Hi, some things here: You need to decide how to handle the non UTR genes.

There are 3 ways:

  1. Remove genes with too short UTRs: tx_to_use <- filterTranscripts(txdb) And then do cds <- cds[tx_to_use] # etc
  2. You create pseudo UTRs, so that all UTRs are always valid (but you will lose 0 length information for later): makeTxdbFromGenome() new_txdb <- loadTxdb()

  3. Enforce minimum size, but keep all (go outside to genomic flank if needed):
    
    windows <- startRegion(grl, tx, TRUE, upstream, downstream)
    lengths <- widthPerGroup(windows, FALSE)

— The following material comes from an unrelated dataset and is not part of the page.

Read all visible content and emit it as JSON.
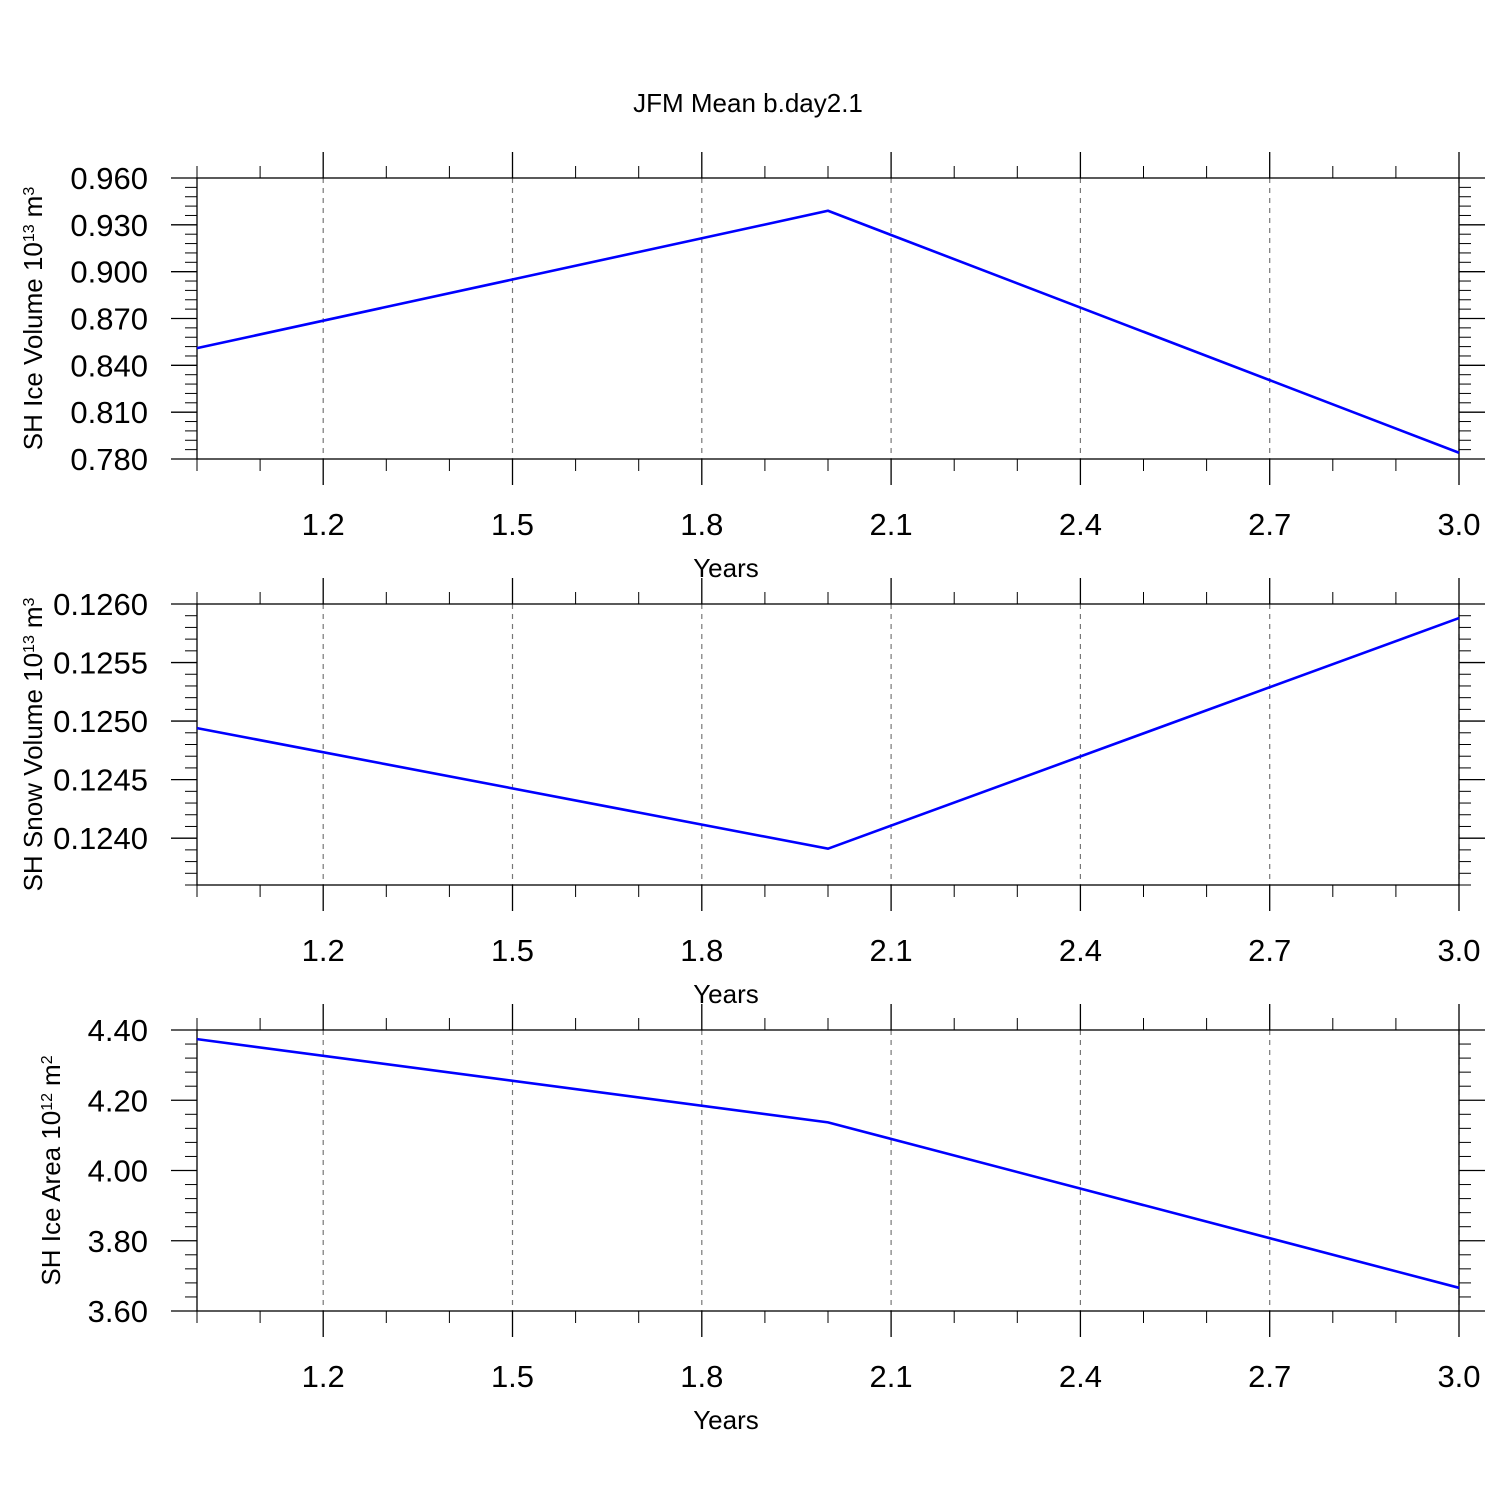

Try this function to make a range extender, we use it in ribocrypt (It will go into ORFik soon)

extend_needed <- function(windows, length, wanted_length, direction = "up") { dif <- length - wanted_length big_enough <- dif >= 0 if (!all(big_enough)) { if (direction == "up") { windows[!big_enough] <- extendLeaders(windows[!big_enough], extension = -dif[!big_enough]) } else { windows[!big_enough] <- extendTrailers(windows[!big_enough], extension = -dif[!big_enough]) }

} return(windows) } new_windows <- extend_needed(...)

Validate all windows are now equal size

new_lengths <- widthPerGroup(new_windows, FALSE) stopifnot(length(unique(new_lengths)) == 1) # All windows must be same size!

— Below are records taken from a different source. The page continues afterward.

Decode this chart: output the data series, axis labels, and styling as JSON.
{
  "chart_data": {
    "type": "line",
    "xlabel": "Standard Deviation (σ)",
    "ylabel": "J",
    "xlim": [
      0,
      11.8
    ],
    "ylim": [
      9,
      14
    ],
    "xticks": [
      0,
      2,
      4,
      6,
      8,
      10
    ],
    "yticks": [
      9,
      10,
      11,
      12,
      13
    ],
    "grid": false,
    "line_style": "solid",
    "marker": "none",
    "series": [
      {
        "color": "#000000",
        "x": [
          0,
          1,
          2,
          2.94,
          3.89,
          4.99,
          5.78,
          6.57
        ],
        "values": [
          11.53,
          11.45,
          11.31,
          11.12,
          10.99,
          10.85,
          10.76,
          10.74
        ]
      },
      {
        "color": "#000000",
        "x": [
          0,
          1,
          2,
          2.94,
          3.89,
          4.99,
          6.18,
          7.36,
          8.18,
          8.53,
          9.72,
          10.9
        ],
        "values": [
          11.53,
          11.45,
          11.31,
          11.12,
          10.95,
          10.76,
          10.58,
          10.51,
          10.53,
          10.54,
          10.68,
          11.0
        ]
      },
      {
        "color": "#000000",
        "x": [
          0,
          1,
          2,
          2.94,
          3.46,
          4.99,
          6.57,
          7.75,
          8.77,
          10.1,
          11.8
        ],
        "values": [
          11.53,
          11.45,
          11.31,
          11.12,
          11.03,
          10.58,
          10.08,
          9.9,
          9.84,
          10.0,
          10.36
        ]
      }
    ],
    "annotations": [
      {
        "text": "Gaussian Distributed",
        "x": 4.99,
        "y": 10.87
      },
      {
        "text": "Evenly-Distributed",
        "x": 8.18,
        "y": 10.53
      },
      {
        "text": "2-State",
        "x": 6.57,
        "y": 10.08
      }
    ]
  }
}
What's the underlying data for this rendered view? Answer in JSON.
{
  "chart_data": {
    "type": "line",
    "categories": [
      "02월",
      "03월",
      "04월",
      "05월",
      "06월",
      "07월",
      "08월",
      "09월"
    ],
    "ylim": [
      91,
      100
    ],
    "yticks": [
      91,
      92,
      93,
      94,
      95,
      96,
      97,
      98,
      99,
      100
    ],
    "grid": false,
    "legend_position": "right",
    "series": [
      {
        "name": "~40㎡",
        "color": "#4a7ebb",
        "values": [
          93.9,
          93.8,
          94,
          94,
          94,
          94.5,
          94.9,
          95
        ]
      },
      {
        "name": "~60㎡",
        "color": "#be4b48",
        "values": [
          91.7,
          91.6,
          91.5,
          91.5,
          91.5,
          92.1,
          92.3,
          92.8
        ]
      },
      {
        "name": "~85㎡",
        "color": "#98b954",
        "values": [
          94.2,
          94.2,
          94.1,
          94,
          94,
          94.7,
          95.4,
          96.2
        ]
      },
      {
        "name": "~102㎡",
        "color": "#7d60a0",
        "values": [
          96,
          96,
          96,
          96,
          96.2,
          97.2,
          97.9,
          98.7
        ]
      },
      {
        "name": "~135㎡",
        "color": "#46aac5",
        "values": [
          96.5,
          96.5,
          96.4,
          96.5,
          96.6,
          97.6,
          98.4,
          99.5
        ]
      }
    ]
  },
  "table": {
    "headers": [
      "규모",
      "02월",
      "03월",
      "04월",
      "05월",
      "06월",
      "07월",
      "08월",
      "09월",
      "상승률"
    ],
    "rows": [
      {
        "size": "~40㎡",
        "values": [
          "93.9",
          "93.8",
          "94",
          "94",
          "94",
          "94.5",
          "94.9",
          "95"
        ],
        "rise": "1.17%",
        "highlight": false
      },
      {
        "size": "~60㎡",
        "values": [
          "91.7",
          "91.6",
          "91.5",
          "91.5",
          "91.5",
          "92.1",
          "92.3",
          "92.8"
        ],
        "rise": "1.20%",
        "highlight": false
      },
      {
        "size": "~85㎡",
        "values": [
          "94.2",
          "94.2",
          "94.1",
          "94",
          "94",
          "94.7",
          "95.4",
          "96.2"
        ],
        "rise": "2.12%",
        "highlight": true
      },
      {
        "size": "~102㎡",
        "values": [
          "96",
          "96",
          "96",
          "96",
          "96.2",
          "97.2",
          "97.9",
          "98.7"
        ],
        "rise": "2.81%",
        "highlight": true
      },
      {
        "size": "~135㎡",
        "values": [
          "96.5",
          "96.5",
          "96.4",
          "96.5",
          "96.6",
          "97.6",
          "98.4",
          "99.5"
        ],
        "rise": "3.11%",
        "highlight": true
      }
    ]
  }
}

If just a few not done, just remove them (you might hit the chromosome boundary).


Then do :
`windowPerReadLength(<other_args>, windows = extended_windows)`
This will now work.

Secondly 'fraction' is multi meaning in ORFik, here it means 'readlength' is 30 and 31 etc. 
JC-therea commented 1 year ago

Hi, thank you very much for the options.

Firstly, I tried the first and the third pipelines and both worked great!

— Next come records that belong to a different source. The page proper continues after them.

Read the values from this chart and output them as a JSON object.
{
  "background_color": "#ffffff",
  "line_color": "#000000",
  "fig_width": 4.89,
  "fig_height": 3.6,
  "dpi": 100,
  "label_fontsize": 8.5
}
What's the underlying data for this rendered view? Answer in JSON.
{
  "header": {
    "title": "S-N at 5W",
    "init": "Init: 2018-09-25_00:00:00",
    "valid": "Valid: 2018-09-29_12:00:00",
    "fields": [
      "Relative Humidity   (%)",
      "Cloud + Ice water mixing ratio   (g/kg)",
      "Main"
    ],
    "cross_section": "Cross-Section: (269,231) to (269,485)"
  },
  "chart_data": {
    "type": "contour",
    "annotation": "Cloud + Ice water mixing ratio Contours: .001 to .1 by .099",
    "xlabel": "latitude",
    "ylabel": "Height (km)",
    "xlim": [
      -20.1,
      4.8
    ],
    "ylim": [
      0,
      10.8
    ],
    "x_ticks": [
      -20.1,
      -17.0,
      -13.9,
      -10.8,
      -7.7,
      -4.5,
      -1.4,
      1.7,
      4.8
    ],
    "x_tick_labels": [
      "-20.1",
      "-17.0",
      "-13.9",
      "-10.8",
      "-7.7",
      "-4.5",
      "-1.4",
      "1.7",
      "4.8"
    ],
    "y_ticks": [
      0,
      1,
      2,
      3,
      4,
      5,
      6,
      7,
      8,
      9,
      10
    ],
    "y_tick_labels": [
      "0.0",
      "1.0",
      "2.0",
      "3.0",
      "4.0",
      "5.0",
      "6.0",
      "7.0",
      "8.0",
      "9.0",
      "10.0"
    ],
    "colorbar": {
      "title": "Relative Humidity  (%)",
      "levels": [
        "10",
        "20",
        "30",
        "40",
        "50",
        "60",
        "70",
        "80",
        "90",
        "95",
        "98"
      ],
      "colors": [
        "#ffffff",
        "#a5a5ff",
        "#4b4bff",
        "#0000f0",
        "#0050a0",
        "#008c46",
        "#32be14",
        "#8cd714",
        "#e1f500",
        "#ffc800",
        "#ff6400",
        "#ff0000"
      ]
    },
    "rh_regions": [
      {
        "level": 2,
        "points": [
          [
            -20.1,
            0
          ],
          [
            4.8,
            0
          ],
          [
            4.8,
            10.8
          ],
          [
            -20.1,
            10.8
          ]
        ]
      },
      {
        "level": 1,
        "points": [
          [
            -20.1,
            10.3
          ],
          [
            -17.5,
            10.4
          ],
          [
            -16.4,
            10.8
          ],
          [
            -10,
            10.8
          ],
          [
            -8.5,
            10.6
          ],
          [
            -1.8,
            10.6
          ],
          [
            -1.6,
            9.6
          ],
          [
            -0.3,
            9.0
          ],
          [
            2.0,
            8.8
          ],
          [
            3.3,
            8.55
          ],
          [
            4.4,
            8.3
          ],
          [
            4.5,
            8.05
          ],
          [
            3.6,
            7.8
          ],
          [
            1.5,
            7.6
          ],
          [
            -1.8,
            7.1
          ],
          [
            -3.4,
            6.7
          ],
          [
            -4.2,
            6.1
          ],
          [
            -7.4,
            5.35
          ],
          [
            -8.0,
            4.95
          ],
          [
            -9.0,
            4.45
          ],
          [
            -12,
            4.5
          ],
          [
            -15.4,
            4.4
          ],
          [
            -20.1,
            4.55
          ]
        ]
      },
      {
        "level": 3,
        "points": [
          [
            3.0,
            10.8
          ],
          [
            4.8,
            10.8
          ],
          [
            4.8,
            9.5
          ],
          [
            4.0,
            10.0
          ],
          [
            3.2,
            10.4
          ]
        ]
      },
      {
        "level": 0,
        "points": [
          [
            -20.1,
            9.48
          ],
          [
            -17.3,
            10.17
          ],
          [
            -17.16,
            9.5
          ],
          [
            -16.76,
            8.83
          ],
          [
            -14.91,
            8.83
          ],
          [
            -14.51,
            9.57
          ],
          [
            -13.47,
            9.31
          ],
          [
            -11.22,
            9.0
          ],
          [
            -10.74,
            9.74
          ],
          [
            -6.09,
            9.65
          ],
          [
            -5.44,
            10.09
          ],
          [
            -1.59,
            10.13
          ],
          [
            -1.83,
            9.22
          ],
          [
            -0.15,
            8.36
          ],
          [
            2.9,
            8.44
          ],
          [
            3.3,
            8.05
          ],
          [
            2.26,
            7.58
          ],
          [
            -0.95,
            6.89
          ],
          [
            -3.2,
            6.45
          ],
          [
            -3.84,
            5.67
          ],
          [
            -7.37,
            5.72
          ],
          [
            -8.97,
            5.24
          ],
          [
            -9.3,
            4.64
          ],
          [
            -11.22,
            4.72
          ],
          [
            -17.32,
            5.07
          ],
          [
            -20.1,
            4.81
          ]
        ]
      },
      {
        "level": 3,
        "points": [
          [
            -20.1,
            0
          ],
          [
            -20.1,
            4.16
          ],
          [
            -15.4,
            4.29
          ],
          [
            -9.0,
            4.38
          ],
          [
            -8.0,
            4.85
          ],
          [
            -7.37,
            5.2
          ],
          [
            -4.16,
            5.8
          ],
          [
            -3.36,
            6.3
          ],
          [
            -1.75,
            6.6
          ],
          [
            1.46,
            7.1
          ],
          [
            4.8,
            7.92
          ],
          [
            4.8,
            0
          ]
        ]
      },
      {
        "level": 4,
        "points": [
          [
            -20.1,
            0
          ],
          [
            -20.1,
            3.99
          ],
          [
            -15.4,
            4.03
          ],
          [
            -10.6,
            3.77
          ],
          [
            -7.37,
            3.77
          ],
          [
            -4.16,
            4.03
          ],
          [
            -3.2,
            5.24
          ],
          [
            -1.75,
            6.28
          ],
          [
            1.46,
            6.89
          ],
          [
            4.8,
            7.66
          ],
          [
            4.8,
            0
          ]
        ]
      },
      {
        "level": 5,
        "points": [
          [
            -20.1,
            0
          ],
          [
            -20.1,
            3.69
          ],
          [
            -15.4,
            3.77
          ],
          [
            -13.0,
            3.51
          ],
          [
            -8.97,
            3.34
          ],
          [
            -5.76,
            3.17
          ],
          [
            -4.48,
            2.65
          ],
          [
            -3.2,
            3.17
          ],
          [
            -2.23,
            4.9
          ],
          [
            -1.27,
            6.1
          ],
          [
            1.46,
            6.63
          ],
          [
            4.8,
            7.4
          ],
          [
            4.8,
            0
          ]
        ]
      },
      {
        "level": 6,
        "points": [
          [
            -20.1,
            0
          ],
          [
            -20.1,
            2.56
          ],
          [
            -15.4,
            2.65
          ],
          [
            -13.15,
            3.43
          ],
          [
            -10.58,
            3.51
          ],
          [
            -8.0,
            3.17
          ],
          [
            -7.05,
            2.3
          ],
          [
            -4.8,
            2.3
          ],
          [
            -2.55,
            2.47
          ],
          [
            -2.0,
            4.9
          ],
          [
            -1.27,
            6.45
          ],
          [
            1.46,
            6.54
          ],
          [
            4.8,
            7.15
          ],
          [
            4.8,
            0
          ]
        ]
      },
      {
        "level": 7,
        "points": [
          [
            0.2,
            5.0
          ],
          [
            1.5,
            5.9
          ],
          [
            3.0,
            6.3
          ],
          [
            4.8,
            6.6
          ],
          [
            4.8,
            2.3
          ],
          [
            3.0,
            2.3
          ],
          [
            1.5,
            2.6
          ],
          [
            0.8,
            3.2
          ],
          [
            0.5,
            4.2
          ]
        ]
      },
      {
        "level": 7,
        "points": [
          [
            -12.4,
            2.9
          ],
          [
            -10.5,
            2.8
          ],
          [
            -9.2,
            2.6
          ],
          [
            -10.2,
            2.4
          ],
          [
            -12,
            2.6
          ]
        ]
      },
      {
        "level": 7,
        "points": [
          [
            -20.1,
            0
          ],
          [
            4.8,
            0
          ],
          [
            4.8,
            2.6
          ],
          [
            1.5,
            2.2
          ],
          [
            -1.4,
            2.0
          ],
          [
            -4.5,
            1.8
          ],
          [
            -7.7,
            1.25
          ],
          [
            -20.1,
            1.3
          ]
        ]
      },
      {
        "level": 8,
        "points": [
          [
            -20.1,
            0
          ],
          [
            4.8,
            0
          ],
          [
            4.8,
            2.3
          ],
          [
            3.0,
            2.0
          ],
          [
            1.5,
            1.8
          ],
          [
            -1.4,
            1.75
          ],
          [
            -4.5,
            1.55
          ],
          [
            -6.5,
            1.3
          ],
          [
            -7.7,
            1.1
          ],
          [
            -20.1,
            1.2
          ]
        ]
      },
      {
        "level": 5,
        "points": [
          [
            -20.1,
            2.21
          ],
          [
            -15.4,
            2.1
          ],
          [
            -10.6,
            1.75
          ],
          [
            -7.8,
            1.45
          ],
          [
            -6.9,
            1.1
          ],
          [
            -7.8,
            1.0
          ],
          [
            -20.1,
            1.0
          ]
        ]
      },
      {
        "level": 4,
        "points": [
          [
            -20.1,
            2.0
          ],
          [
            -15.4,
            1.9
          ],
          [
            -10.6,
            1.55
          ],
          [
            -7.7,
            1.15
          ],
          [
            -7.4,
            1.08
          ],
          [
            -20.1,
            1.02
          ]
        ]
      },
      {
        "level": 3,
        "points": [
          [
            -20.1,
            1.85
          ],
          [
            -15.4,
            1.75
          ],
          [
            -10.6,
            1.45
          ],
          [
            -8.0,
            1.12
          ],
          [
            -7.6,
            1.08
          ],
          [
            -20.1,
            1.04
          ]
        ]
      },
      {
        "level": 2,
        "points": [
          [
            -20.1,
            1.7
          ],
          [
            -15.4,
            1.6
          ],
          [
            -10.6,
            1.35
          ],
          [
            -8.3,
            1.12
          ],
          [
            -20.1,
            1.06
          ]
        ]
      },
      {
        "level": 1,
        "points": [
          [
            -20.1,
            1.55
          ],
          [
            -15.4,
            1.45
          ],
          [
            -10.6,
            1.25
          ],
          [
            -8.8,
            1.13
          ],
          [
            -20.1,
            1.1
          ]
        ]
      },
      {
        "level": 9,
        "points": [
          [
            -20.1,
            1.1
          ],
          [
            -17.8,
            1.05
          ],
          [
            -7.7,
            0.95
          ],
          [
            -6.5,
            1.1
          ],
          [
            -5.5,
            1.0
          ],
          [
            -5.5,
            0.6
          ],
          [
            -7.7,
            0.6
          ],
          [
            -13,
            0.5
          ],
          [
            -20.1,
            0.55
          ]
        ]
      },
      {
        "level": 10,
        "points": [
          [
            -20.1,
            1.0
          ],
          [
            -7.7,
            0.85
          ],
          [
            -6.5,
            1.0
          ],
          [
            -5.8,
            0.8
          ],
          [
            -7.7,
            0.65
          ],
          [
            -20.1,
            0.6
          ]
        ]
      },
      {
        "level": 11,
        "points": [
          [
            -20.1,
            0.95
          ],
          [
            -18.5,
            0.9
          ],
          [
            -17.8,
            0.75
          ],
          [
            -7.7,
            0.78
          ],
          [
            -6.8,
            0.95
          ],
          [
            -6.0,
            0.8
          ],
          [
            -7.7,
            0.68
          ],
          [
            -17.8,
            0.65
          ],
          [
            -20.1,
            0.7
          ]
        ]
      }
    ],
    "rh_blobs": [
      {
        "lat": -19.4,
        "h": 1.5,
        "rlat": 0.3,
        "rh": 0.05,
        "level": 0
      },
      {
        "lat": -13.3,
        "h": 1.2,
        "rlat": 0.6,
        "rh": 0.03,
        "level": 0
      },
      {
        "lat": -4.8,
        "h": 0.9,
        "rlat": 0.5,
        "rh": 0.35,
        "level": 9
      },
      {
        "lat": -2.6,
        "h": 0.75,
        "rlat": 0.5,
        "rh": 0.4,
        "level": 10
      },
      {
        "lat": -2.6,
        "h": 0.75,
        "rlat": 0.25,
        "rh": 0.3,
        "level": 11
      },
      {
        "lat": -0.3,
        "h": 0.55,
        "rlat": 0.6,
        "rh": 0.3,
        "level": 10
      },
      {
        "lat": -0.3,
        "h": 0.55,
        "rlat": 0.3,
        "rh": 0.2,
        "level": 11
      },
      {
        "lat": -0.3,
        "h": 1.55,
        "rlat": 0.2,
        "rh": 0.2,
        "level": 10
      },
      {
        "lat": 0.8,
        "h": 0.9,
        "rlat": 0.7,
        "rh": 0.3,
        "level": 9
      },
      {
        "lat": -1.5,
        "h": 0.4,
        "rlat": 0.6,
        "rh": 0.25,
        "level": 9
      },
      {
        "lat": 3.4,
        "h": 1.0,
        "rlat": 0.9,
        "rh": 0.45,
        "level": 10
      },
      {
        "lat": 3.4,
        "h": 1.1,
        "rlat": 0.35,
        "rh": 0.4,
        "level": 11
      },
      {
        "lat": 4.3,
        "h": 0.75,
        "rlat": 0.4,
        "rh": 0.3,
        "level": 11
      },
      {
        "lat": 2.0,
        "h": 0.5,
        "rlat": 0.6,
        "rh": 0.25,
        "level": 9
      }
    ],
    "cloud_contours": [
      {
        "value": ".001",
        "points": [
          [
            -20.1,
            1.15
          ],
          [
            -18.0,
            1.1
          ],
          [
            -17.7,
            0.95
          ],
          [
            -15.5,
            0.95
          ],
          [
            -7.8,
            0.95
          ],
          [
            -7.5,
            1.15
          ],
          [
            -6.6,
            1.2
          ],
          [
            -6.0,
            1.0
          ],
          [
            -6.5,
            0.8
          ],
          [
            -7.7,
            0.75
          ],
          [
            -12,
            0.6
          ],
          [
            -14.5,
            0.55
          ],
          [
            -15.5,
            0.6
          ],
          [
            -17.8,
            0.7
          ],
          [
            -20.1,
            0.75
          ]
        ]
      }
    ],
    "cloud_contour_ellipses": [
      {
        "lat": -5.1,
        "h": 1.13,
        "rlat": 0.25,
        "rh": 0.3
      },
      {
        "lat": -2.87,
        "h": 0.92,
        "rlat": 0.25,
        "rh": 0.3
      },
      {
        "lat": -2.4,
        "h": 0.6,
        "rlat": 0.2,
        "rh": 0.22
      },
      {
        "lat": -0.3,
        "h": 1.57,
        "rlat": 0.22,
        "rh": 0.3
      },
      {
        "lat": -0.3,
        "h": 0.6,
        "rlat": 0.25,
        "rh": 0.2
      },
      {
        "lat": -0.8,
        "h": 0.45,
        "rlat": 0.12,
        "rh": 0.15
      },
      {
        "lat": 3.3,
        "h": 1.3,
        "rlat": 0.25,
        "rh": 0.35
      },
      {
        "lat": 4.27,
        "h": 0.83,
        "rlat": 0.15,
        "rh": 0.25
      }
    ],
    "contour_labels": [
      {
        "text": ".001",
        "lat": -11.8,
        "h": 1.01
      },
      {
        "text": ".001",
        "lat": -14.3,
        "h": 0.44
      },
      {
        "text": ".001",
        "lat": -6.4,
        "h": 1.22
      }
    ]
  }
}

In case anyone needs it the code for the third pipeline is the following:

# Define the windows to expand
windows <- startRegion(cds, tx, TRUE, upstream = 0, downstream = 10)
lengths <- widthPerGroup(windows, FALSE)

# Your new function
extend_needed <- function(windows, length, wanted_length, direction = "up") {
  dif <- length - wanted_length
  big_enough <- dif >= 0
  if (!all(big_enough)) {
    if (direction == "up") {
      windows[!big_enough] <- extendLeaders(windows[!big_enough],
                                            extension = -dif[!big_enough])
    } else {
      windows[!big_enough] <- extendTrailers(windows[!big_enough],
                                             extension = -dif[!big_enough])
    }

  }
  return(windows)
}

# Create the new windows
new_windows <- extend_needed(windows, lengths, 30, direction = "up")
# Check windows size
new_lengths <- widthPerGroup(new_windows, FALSE)
stopifnot(length(unique(new_lengths)) == 1) # All windows must be same size!
# If just a few not done, just remove them (you might hit the chromosome boundary).
hitMap <- windowPerReadLength(grl = cds, tx = tx, reads = footprintsGR, pShifted = FALSE, windows = new_windows)
coverageHeatMap(hitMap, scoring = "transcriptNormalized")

The code produces the following figure which is not precise at all but it's ok as far as the df it is (On the df the peak of 30mers is at -12 and in 31mers at -13).

Rplot

Secondly, I apologize because I got the name wrong. As in the figure produced by coverageHeatMap() the legend indicates "transcript normalized" I thought that the score (not the fraction) was normalized for the transcript length.

Roleren commented 1 year ago

Great, will close this issue then, if you have no more questions ? :)

Also check out our new page: RiboCrypt.org, where we host thousands of precomputed Ribo-seq datasets with easy interactive visualizations. Let me know if you have any questions about that too :)

JC-therea commented 1 year ago

Sure!

JC-therea commented 1 year ago

Is there a way to do the same but with orfik experiments? I am planning to do the same but with more samples.